From 1 April 2011 it became compulsory for certain land transactions to be compulsory zero rated (CZR). This means that GST will be charged at the zero percent. The regime will apply to almost all transactions involving land that are made between GST registered parties. There are some limited exclusions.
It is clear that the transfer of land itself or any interest in land is caught by the new regime. It will also cover any rights that give rise to an interest in land, an option to acquire land and shares in a flat owning company. It does not include the transfer of a mortgage. It will only catch commercial leases where more than 25% of the total rent is paid up front.

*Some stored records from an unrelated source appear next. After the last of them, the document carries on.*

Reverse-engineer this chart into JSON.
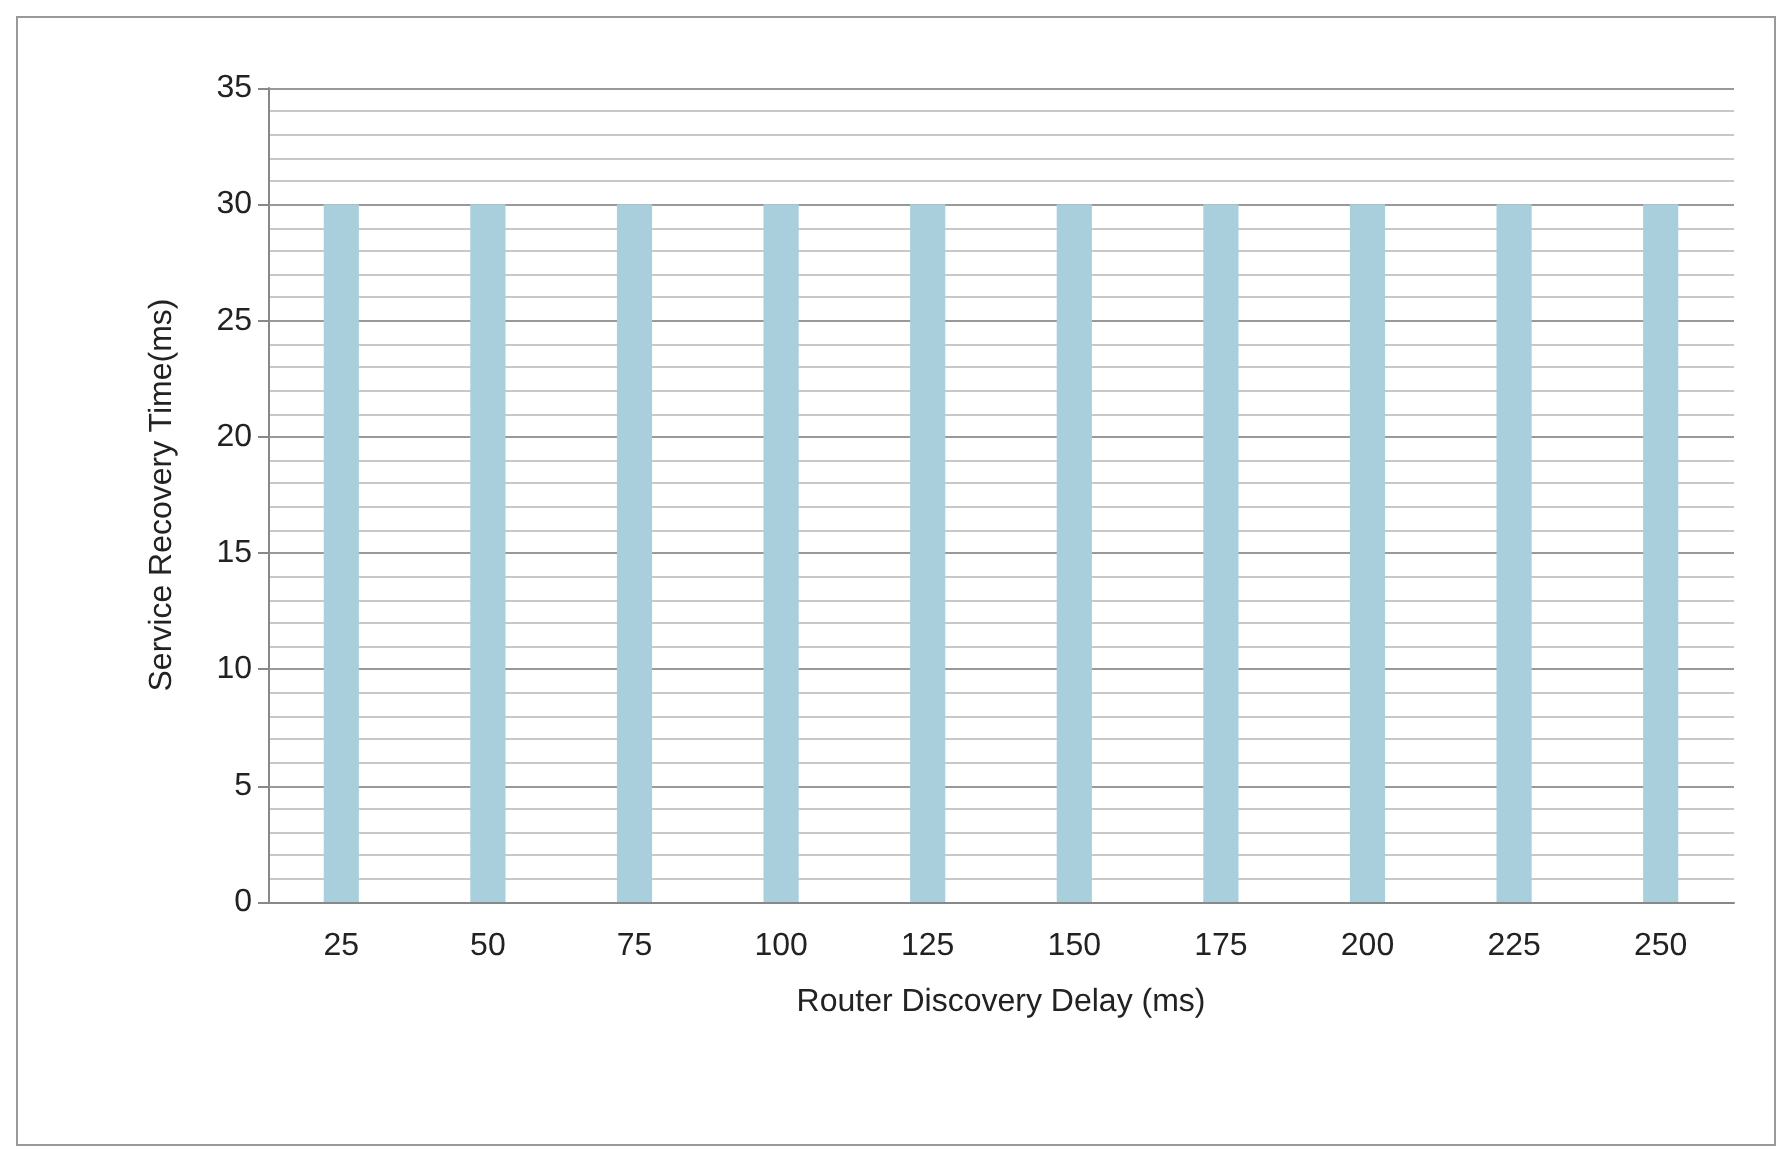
{
  "chart_data": {
    "type": "bar",
    "xlabel": "Router Discovery Delay (ms)",
    "ylabel": "Service Recovery Time(ms)",
    "categories": [
      "25",
      "50",
      "75",
      "100",
      "125",
      "150",
      "175",
      "200",
      "225",
      "250"
    ],
    "values": [
      30,
      30,
      30,
      30,
      30,
      30,
      30,
      30,
      30,
      30
    ],
    "color": "#a9cfdc",
    "ylim": [
      0,
      35
    ],
    "yticks": [
      0,
      5,
      10,
      15,
      20,
      25,
      30,
      35
    ],
    "grid": "y"
  }
}
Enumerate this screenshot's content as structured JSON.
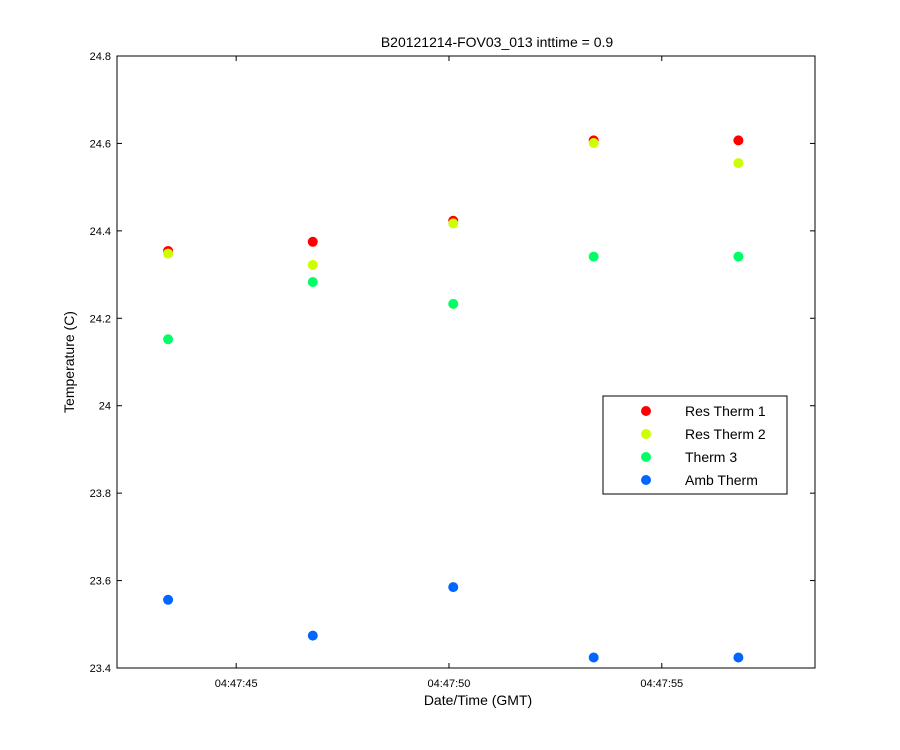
{
  "chart_data": {
    "type": "scatter",
    "title": "B20121214-FOV03_013 inttime = 0.9",
    "xlabel": "Date/Time (GMT)",
    "ylabel": "Temperature (C)",
    "x_ticks": [
      "04:47:45",
      "04:47:50",
      "04:47:55"
    ],
    "x_tick_seconds": [
      45,
      50,
      55
    ],
    "xlim_seconds": [
      42.2,
      58.6
    ],
    "ylim": [
      23.4,
      24.8
    ],
    "y_ticks": [
      23.4,
      23.6,
      23.8,
      24,
      24.2,
      24.4,
      24.6,
      24.8
    ],
    "y_tick_labels": [
      "23.4",
      "23.6",
      "23.8",
      "24",
      "24.2",
      "24.4",
      "24.6",
      "24.8"
    ],
    "x_seconds": [
      43.4,
      46.8,
      50.1,
      53.4,
      56.8
    ],
    "legend_position": "right",
    "grid": false,
    "series": [
      {
        "name": "Res Therm 1",
        "color": "#ff0000",
        "values": [
          24.354,
          24.375,
          24.423,
          24.607,
          24.607
        ]
      },
      {
        "name": "Res Therm 2",
        "color": "#ccff00",
        "values": [
          24.348,
          24.322,
          24.417,
          24.601,
          24.555
        ]
      },
      {
        "name": "Therm 3",
        "color": "#00ff66",
        "values": [
          24.152,
          24.283,
          24.233,
          24.341,
          24.341
        ]
      },
      {
        "name": "Amb Therm",
        "color": "#0066ff",
        "values": [
          23.556,
          23.474,
          23.585,
          23.424,
          23.424
        ]
      }
    ]
  }
}
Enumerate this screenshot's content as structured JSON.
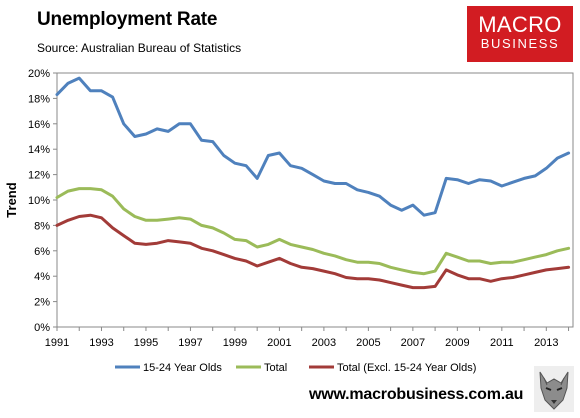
{
  "header": {
    "title": "Unemployment Rate",
    "source": "Source: Australian Bureau of Statistics"
  },
  "logo": {
    "line1": "MACRO",
    "line2": "BUSINESS"
  },
  "footer": {
    "url": "www.macrobusiness.com.au",
    "icon": "wolf-icon"
  },
  "colors": {
    "blue": "#4f81bd",
    "green": "#9bbb59",
    "red": "#a23b38",
    "logo_bg": "#d21c22"
  },
  "chart_data": {
    "type": "line",
    "title": "Unemployment Rate",
    "subtitle": "Source: Australian Bureau of Statistics",
    "xlabel": "",
    "ylabel": "Trend",
    "xlim": [
      1991,
      2014.2
    ],
    "ylim": [
      0,
      20
    ],
    "y_ticks": [
      "0%",
      "2%",
      "4%",
      "6%",
      "8%",
      "10%",
      "12%",
      "14%",
      "16%",
      "18%",
      "20%"
    ],
    "x_ticks": [
      "1991",
      "1993",
      "1995",
      "1997",
      "1999",
      "2001",
      "2003",
      "2005",
      "2007",
      "2009",
      "2011",
      "2013"
    ],
    "grid": false,
    "legend_position": "bottom",
    "series": [
      {
        "name": "15-24 Year Olds",
        "color": "#4f81bd",
        "x": [
          1991.0,
          1991.5,
          1992.0,
          1992.5,
          1993.0,
          1993.5,
          1994.0,
          1994.5,
          1995.0,
          1995.5,
          1996.0,
          1996.5,
          1997.0,
          1997.5,
          1998.0,
          1998.5,
          1999.0,
          1999.5,
          2000.0,
          2000.5,
          2001.0,
          2001.5,
          2002.0,
          2002.5,
          2003.0,
          2003.5,
          2004.0,
          2004.5,
          2005.0,
          2005.5,
          2006.0,
          2006.5,
          2007.0,
          2007.5,
          2008.0,
          2008.5,
          2009.0,
          2009.5,
          2010.0,
          2010.5,
          2011.0,
          2011.5,
          2012.0,
          2012.5,
          2013.0,
          2013.5,
          2014.0
        ],
        "y": [
          18.3,
          19.2,
          19.6,
          18.6,
          18.6,
          18.1,
          16.0,
          15.0,
          15.2,
          15.6,
          15.4,
          16.0,
          16.0,
          14.7,
          14.6,
          13.5,
          12.9,
          12.7,
          11.7,
          13.5,
          13.7,
          12.7,
          12.5,
          12.0,
          11.5,
          11.3,
          11.3,
          10.8,
          10.6,
          10.3,
          9.6,
          9.2,
          9.6,
          8.8,
          9.0,
          11.7,
          11.6,
          11.3,
          11.6,
          11.5,
          11.1,
          11.4,
          11.7,
          11.9,
          12.5,
          13.3,
          13.7
        ]
      },
      {
        "name": "Total",
        "color": "#9bbb59",
        "x": [
          1991.0,
          1991.5,
          1992.0,
          1992.5,
          1993.0,
          1993.5,
          1994.0,
          1994.5,
          1995.0,
          1995.5,
          1996.0,
          1996.5,
          1997.0,
          1997.5,
          1998.0,
          1998.5,
          1999.0,
          1999.5,
          2000.0,
          2000.5,
          2001.0,
          2001.5,
          2002.0,
          2002.5,
          2003.0,
          2003.5,
          2004.0,
          2004.5,
          2005.0,
          2005.5,
          2006.0,
          2006.5,
          2007.0,
          2007.5,
          2008.0,
          2008.5,
          2009.0,
          2009.5,
          2010.0,
          2010.5,
          2011.0,
          2011.5,
          2012.0,
          2012.5,
          2013.0,
          2013.5,
          2014.0
        ],
        "y": [
          10.2,
          10.7,
          10.9,
          10.9,
          10.8,
          10.3,
          9.3,
          8.7,
          8.4,
          8.4,
          8.5,
          8.6,
          8.5,
          8.0,
          7.8,
          7.4,
          6.9,
          6.8,
          6.3,
          6.5,
          6.9,
          6.5,
          6.3,
          6.1,
          5.8,
          5.6,
          5.3,
          5.1,
          5.1,
          5.0,
          4.7,
          4.5,
          4.3,
          4.2,
          4.4,
          5.8,
          5.5,
          5.2,
          5.2,
          5.0,
          5.1,
          5.1,
          5.3,
          5.5,
          5.7,
          6.0,
          6.2
        ]
      },
      {
        "name": "Total (Excl. 15-24 Year Olds)",
        "color": "#a23b38",
        "x": [
          1991.0,
          1991.5,
          1992.0,
          1992.5,
          1993.0,
          1993.5,
          1994.0,
          1994.5,
          1995.0,
          1995.5,
          1996.0,
          1996.5,
          1997.0,
          1997.5,
          1998.0,
          1998.5,
          1999.0,
          1999.5,
          2000.0,
          2000.5,
          2001.0,
          2001.5,
          2002.0,
          2002.5,
          2003.0,
          2003.5,
          2004.0,
          2004.5,
          2005.0,
          2005.5,
          2006.0,
          2006.5,
          2007.0,
          2007.5,
          2008.0,
          2008.5,
          2009.0,
          2009.5,
          2010.0,
          2010.5,
          2011.0,
          2011.5,
          2012.0,
          2012.5,
          2013.0,
          2013.5,
          2014.0
        ],
        "y": [
          8.0,
          8.4,
          8.7,
          8.8,
          8.6,
          7.8,
          7.2,
          6.6,
          6.5,
          6.6,
          6.8,
          6.7,
          6.6,
          6.2,
          6.0,
          5.7,
          5.4,
          5.2,
          4.8,
          5.1,
          5.4,
          5.0,
          4.7,
          4.6,
          4.4,
          4.2,
          3.9,
          3.8,
          3.8,
          3.7,
          3.5,
          3.3,
          3.1,
          3.1,
          3.2,
          4.5,
          4.1,
          3.8,
          3.8,
          3.6,
          3.8,
          3.9,
          4.1,
          4.3,
          4.5,
          4.6,
          4.7
        ]
      }
    ]
  }
}
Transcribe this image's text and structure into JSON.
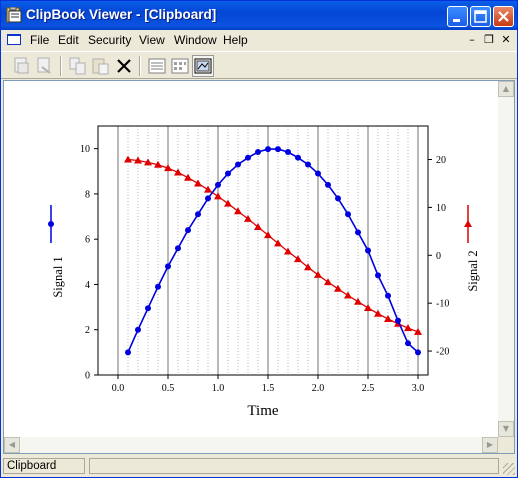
{
  "window": {
    "title": "ClipBook Viewer - [Clipboard]"
  },
  "menu": {
    "items": [
      "File",
      "Edit",
      "Security",
      "View",
      "Window",
      "Help"
    ]
  },
  "toolbar": {
    "buttons": [
      "connect-icon",
      "disconnect-icon",
      "copy-icon",
      "paste-icon",
      "delete-icon",
      "table-of-contents-icon",
      "thumbnails-icon",
      "full-page-icon"
    ]
  },
  "status": {
    "text": "Clipboard"
  },
  "chart_data": {
    "type": "line",
    "title": "",
    "xlabel": "Time",
    "ylabel_left": "Signal 1",
    "ylabel_right": "Signal 2",
    "xlim": [
      -0.2,
      3.1
    ],
    "ylim_left": [
      0,
      11
    ],
    "ylim_right": [
      -25,
      27
    ],
    "x_ticks": [
      "0.0",
      "0.5",
      "1.0",
      "1.5",
      "2.0",
      "2.5",
      "3.0"
    ],
    "y_ticks_left": [
      "0",
      "2",
      "4",
      "6",
      "8",
      "10"
    ],
    "y_ticks_right": [
      "-20",
      "-10",
      "0",
      "10",
      "20"
    ],
    "grid": "vertical",
    "series": [
      {
        "name": "Signal 1",
        "axis": "left",
        "color": "#0000e0",
        "marker": "circle",
        "x": [
          0.1,
          0.2,
          0.3,
          0.4,
          0.5,
          0.6,
          0.7,
          0.8,
          0.9,
          1.0,
          1.1,
          1.2,
          1.3,
          1.4,
          1.5,
          1.6,
          1.7,
          1.8,
          1.9,
          2.0,
          2.1,
          2.2,
          2.3,
          2.4,
          2.5,
          2.6,
          2.7,
          2.8,
          2.9,
          3.0
        ],
        "values": [
          1.0,
          2.0,
          2.95,
          3.9,
          4.8,
          5.6,
          6.4,
          7.1,
          7.8,
          8.4,
          8.9,
          9.3,
          9.6,
          9.85,
          9.98,
          9.98,
          9.85,
          9.6,
          9.3,
          8.9,
          8.4,
          7.8,
          7.1,
          6.3,
          5.5,
          4.4,
          3.5,
          2.4,
          1.4,
          1.0
        ]
      },
      {
        "name": "Signal 2",
        "axis": "right",
        "color": "#e00000",
        "marker": "triangle",
        "x": [
          0.1,
          0.2,
          0.3,
          0.4,
          0.5,
          0.6,
          0.7,
          0.8,
          0.9,
          1.0,
          1.1,
          1.2,
          1.3,
          1.4,
          1.5,
          1.6,
          1.7,
          1.8,
          1.9,
          2.0,
          2.1,
          2.2,
          2.3,
          2.4,
          2.5,
          2.6,
          2.7,
          2.8,
          2.9,
          3.0
        ],
        "values": [
          20,
          19.8,
          19.4,
          18.9,
          18.2,
          17.3,
          16.2,
          15.0,
          13.7,
          12.3,
          10.8,
          9.2,
          7.6,
          5.9,
          4.2,
          2.5,
          0.8,
          -0.8,
          -2.5,
          -4.1,
          -5.6,
          -7.0,
          -8.4,
          -9.7,
          -11.0,
          -12.2,
          -13.3,
          -14.3,
          -15.2,
          -16.0
        ]
      }
    ]
  }
}
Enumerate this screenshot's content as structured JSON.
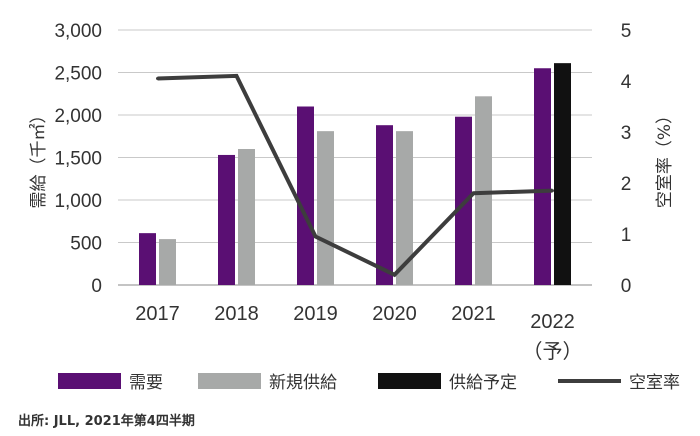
{
  "chart_data": {
    "type": "bar",
    "categories": [
      "2017",
      "2018",
      "2019",
      "2020",
      "2021",
      "2022"
    ],
    "category_sub_labels": [
      "",
      "",
      "",
      "",
      "",
      "（予）"
    ],
    "series": [
      {
        "name": "需要",
        "kind": "bar",
        "axis": "left",
        "color": "#5a0f73",
        "values": [
          610,
          1530,
          2100,
          1880,
          1980,
          2550
        ]
      },
      {
        "name": "新規供給",
        "kind": "bar",
        "axis": "left",
        "color": "#a7a9a8",
        "values": [
          540,
          1600,
          1810,
          1810,
          2220,
          null
        ]
      },
      {
        "name": "供給予定",
        "kind": "bar",
        "axis": "left",
        "color": "#111111",
        "values": [
          null,
          null,
          null,
          null,
          null,
          2610
        ]
      },
      {
        "name": "空室率",
        "kind": "line",
        "axis": "right",
        "color": "#3d3d3d",
        "values": [
          4.05,
          4.1,
          0.95,
          0.2,
          1.8,
          1.85
        ]
      }
    ],
    "ylabel_left": "需給（千㎡）",
    "ylabel_right": "空室率（%）",
    "ylim_left": [
      0,
      3000
    ],
    "yticks_left": [
      "0",
      "500",
      "1,000",
      "1,500",
      "2,000",
      "2,500",
      "3,000"
    ],
    "ylim_right": [
      0,
      5
    ],
    "yticks_right": [
      "0",
      "1",
      "2",
      "3",
      "4",
      "5"
    ],
    "grid": true,
    "legend_position": "bottom"
  },
  "source": "出所: JLL, 2021年第4四半期"
}
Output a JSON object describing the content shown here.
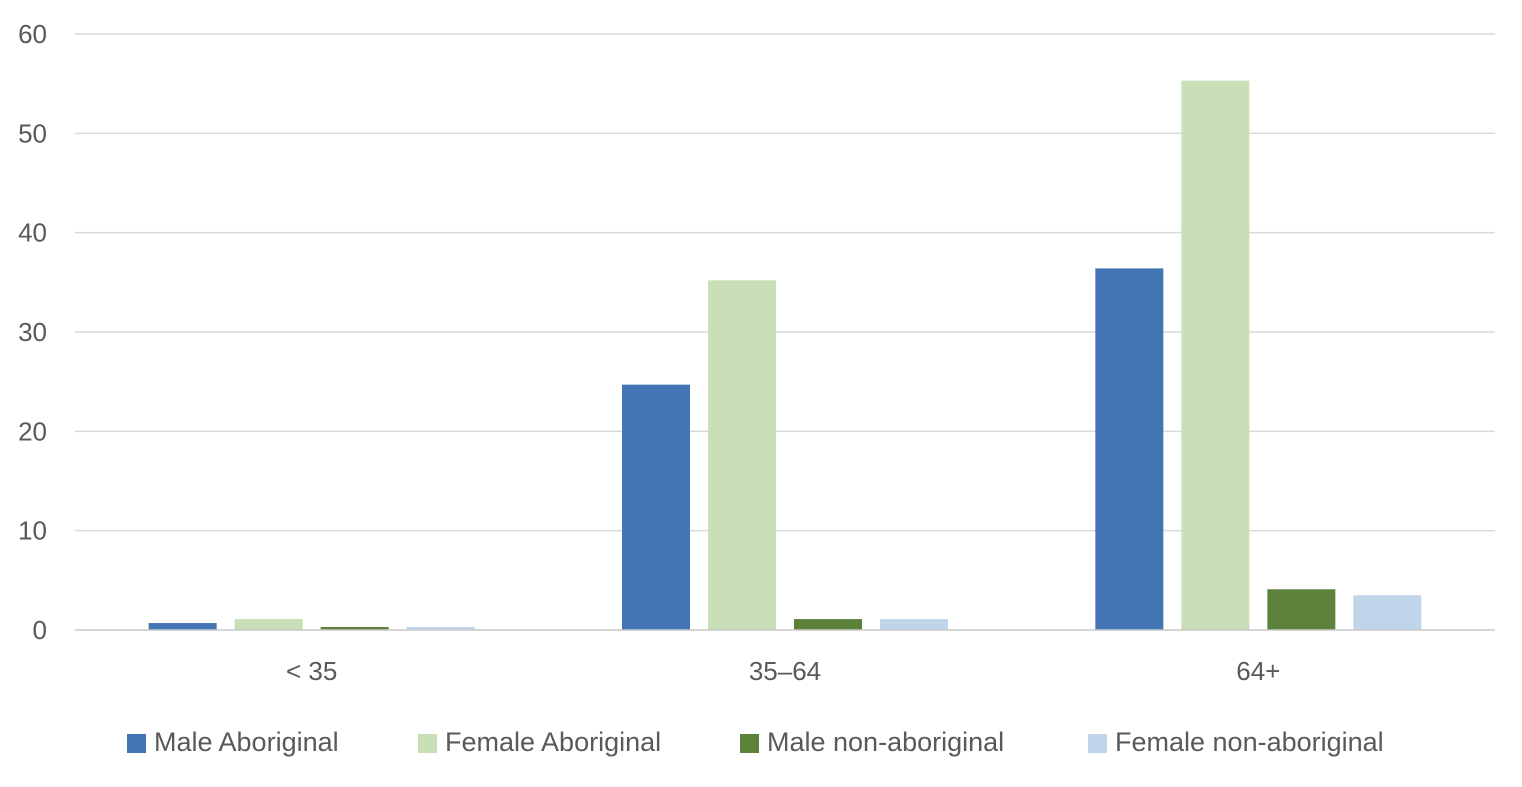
{
  "chart_data": {
    "type": "bar",
    "categories": [
      "< 35",
      "35–64",
      "64+"
    ],
    "series": [
      {
        "name": "Male Aboriginal",
        "color": "#4374b3",
        "values": [
          0.7,
          24.7,
          36.4
        ]
      },
      {
        "name": "Female Aboriginal",
        "color": "#c9dfb8",
        "values": [
          1.1,
          35.2,
          55.3
        ]
      },
      {
        "name": "Male non-aboriginal",
        "color": "#5c823c",
        "values": [
          0.3,
          1.1,
          4.1
        ]
      },
      {
        "name": "Female non-aboriginal",
        "color": "#c0d5ea",
        "values": [
          0.3,
          1.1,
          3.5
        ]
      }
    ],
    "ylim": [
      0,
      60
    ],
    "yticks": [
      0,
      10,
      20,
      30,
      40,
      50,
      60
    ],
    "grid": true,
    "legend": "bottom",
    "title": "",
    "xlabel": "",
    "ylabel": ""
  }
}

If payment is made in this way a lease will be caught by the CZR regime.
When is CZR assessed?
We are used to the GST assessment of the transaction being made as at the time of supply. Under the CZR it will be assessed again at the settlement date. It will be extremely important to consider any changes in the intervening period carefully to determine that GST is properly dealt with. The addendum that has been prepared by ADLS/REINZ for use for the standard agreement for sale and purchase is simply a base line document. It is not intended to cover all circumstances.
The Purchaser’s Statement/Addendum
Importantly, the GST tax treatment of these transactions is now determined based primarily on the purchaser’s intentions at settlement. The purchaser is required to provide a statement in writing to the vendor where CZR applies. The statement must say whether at the date of settlement:
- They are or expect to be a registered person;
- That they are acquiring the land with the intention of using it for making taxable supplies at settlement;
- That they do not intend to use the land as a principal place of residence.
The addendum has been created by ADLS/REINZ for use in the standard form agreement for sale and purchase includes each of these statements.
The vendor is entitled to rely on the information provided by the purchaser in determining the tax treatment of the supply.
Nominees will be caught by these new rules. A sale transaction will be treated as a single supply from the vendor to the nominee.
Especially given the prospect of nominees there may be changes in the GST position between the time of signing, the time of supply and the settlement date.
From the vendor’s perspective the best practice will be to make all prices “plus GST” so that, if it transpires that GST is in fact payable to the Inland Revenue Department, the vendor is able to recover the GST from the purchaser. An example would be where a purchaser intending to GST register where it was thought CZR would apply, does not do so before settlement. If the transaction is priced “plus GST” the vendor can collect the GST from the purchaser on settlement. If it is priced “inclusive of GST” the vendor cannot, yet might need to account to the IRD for the GST.